From 1961 to 1962 he was a guest lecturer at Oxford University for Professors Frankel and Ursula Hicks. He was offered a full-time post at the university, but for family reasons could not accept. During the 1960s he also served as a council member of the International Association for Research in Income and Wealth and was invited to be a non-resident member at Queen Elizabeth House.

Between June 23-38, 1963, he presented a paper titled "A Critical Analysis of the Statistical and Economic Factors in the Growth Rates of Puerto Rico and Jamaica, 1950-59" at the 1963 conference of the International Association for the Research in Income and Wealth held in Corfu, Greece.

He returned to the University of Puerto Rico and became a consultant to the United States Agency for International Development (USAID) the following year. Through his work as a consultant, he visited various Caribbean countries and formally proposed development plans to the U. S. government regarding economic development in these countries.

In the summer of 1964 he was a U.S.-sponsored visiting professor Universidad Mayor de San Francisco Xavier and Universidad Mayor de San Andres in La Paz, Bolivia.

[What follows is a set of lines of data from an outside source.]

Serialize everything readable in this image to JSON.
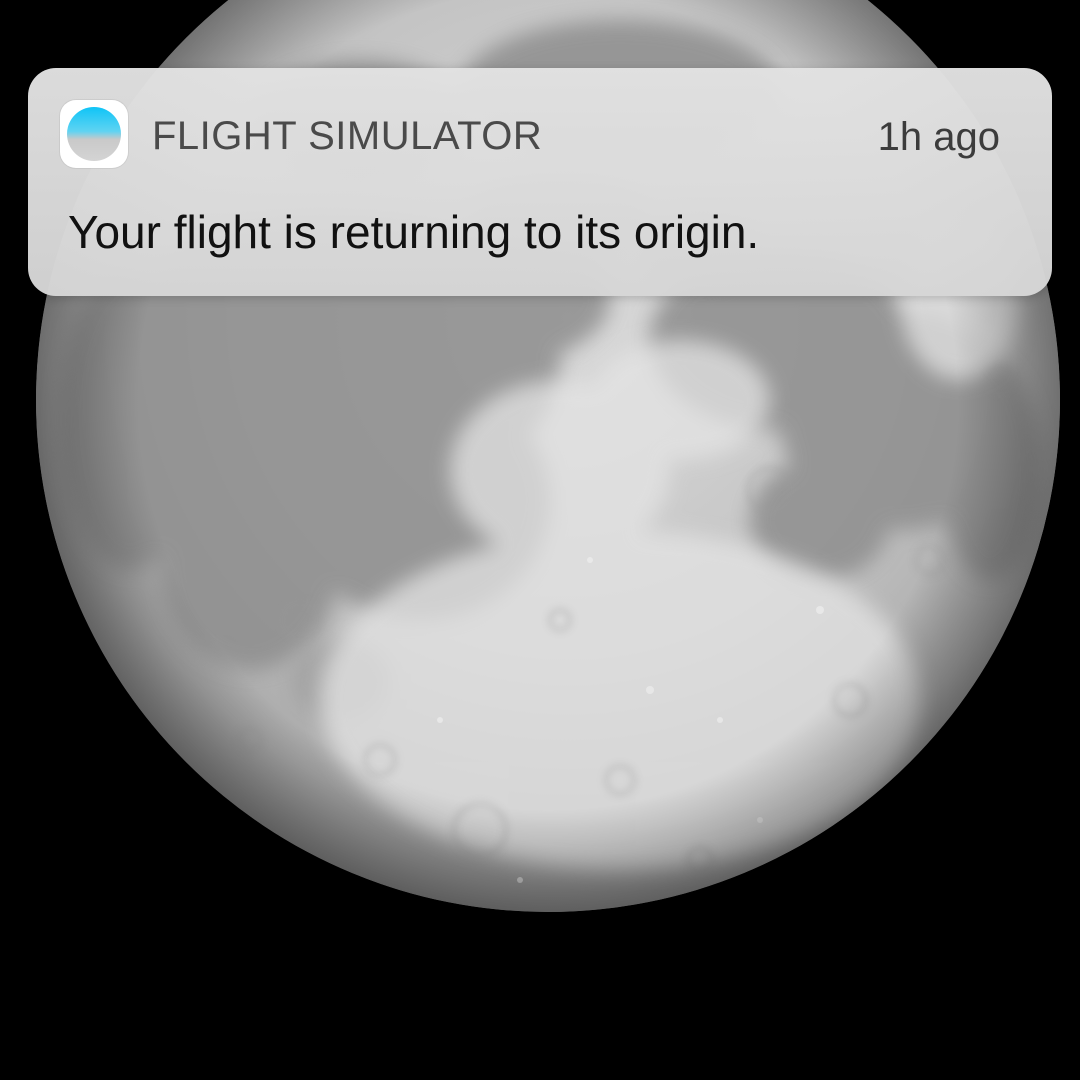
{
  "wallpaper": {
    "subject": "moon",
    "background_color": "#000000"
  },
  "notification": {
    "app_icon": "flight-simulator-app-icon",
    "app_name": "FLIGHT SIMULATOR",
    "timestamp": "1h ago",
    "message": "Your flight is returning to its origin."
  },
  "colors": {
    "icon_sky_top": "#1ec8f5",
    "icon_sky_bottom": "#cfcfcf",
    "card_background": "#dedede",
    "text_primary": "#111111",
    "text_secondary": "#4a4a4a"
  }
}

From January through June of the following year, he was a visiting professor at Rutgers University. He became a professor at the newly formed Graduate School of Planning, University of Puerto Rico in August 1965. He also taught courses at the Universidad Autonoma de Santo Domingo.

===Research===
During the 1969–70 academic year, Dr. Thorne took a sabbatical during which he traveled around the world to conduct research on what became his last book. His travels included visiting the London—British Library, where he focused economic policies in the former British colonies. He also visited Paris—Les Archives, to study material related to what had been the French colonies. During that visit, he met with Dr. Bernard Gazes, France's chief economist and learned about France's approaches to making its economic policies. During his visit to the Netherlands he had a comparable interview with Professor Jan Tinbergen, who had just won the Nobel Prize for Economics, regarding similar matters on economic policy formation in the Netherlands.

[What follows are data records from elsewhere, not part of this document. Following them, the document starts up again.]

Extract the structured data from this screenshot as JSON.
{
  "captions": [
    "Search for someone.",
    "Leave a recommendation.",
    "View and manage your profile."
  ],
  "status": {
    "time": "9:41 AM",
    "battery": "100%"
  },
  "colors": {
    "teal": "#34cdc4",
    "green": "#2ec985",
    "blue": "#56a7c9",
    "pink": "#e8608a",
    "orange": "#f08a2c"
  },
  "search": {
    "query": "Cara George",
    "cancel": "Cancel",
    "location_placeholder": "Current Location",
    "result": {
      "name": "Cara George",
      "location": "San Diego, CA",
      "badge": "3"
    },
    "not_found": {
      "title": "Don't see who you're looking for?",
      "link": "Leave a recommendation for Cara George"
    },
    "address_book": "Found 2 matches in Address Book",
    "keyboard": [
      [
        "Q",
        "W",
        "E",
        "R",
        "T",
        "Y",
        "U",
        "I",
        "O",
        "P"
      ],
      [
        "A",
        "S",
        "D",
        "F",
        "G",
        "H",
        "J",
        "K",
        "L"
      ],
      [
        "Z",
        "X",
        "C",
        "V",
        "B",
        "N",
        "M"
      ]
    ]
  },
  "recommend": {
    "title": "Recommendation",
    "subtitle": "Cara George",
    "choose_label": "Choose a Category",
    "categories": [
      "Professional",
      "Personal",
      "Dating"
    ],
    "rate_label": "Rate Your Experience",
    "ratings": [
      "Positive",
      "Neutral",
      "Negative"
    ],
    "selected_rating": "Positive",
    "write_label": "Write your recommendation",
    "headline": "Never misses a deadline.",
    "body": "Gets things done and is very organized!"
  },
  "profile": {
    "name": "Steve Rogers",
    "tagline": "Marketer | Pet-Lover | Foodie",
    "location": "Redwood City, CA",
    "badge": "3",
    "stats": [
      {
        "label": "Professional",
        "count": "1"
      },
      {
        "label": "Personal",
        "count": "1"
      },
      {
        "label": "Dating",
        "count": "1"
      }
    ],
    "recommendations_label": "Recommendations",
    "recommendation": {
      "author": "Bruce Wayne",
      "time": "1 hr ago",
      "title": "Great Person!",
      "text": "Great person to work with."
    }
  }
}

During the same trip, he interviewed Norway and Sweden's chief economists and with Malta's Minister of Finance. Dr. Thorne also visited Senegal, Ivory Coast, Liberia, Ghana, Nigeria, Kenya, Ethiopia and interviewed both government officials and with non-government persons. He also obtained relevant economic policy information for Pakistan and India, Malaysia, Singapore, Hong Kong and Taiwan through relevant officials in those countries. He also stopped in Tokyo briefly before returning to Puerto Rico.

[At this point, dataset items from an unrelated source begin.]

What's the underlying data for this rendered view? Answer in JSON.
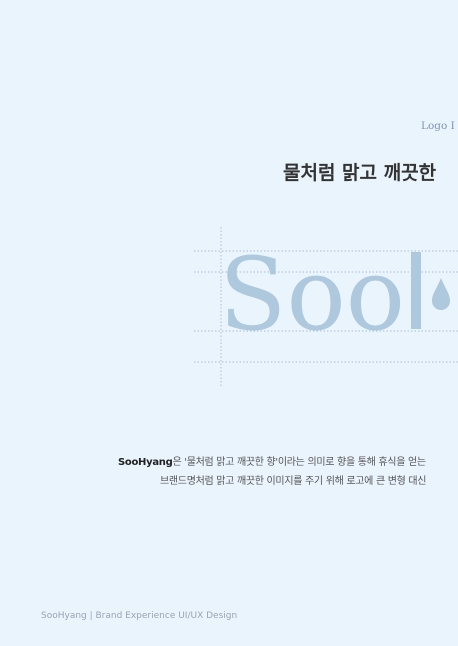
{
  "section_label": "Logo I",
  "title": "물처럼 맑고 깨끗한",
  "logo": {
    "text": "Sool",
    "color": "#aec8dd",
    "guide_color": "#a9bcd4"
  },
  "description": {
    "brand": "SooHyang",
    "line1_rest": "은 '물처럼 맑고 깨끗한 향'이라는 의미로 향을 통해 휴식을 얻는",
    "line2": "브랜드명처럼 맑고 깨끗한 이미지를 주기 위해 로고에 큰 변형 대신"
  },
  "footer": "SooHyang | Brand Experience UI/UX Design"
}
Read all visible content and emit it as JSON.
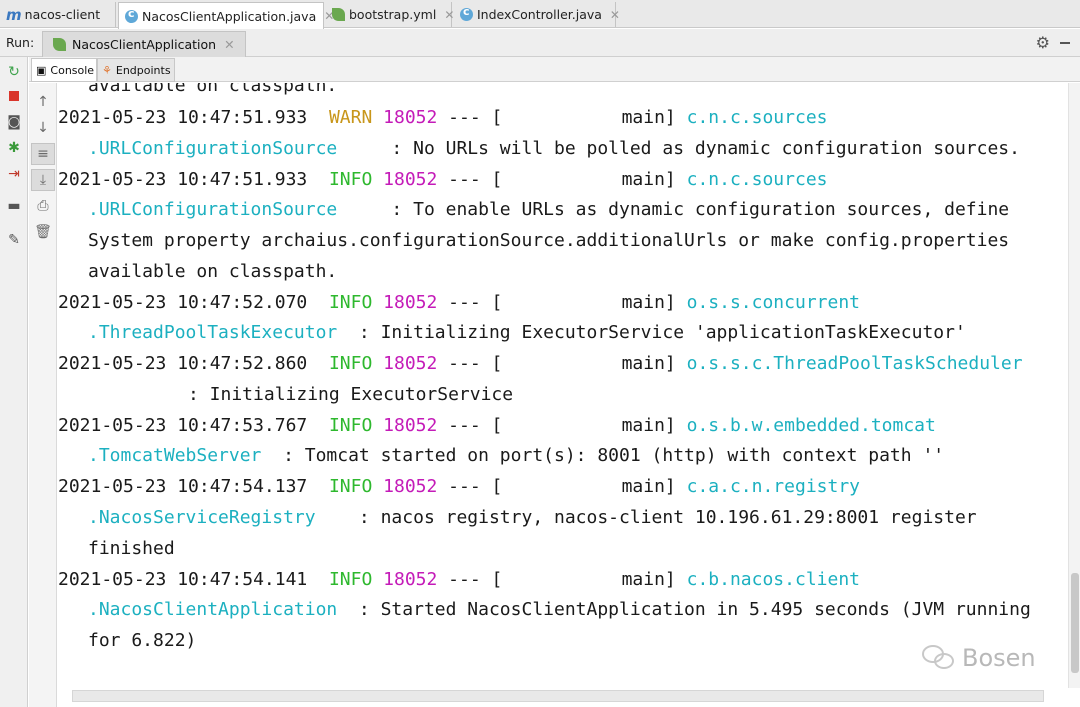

Alfred P. Thorne warned the Puerto Rican government of the unsustainable trajectory that the country was traveling on in an OpEd published in the San Juan Star in 1972.

He retired from the University of Puerto Rico in 1977. His work has been collected by universities, banks and other institutions of higher learning around the globe.

His last book is the culmination of his experiences and years of research. It explains why some underdeveloped countries remain so after many decades of economic stagnation for their poorest inhabitants.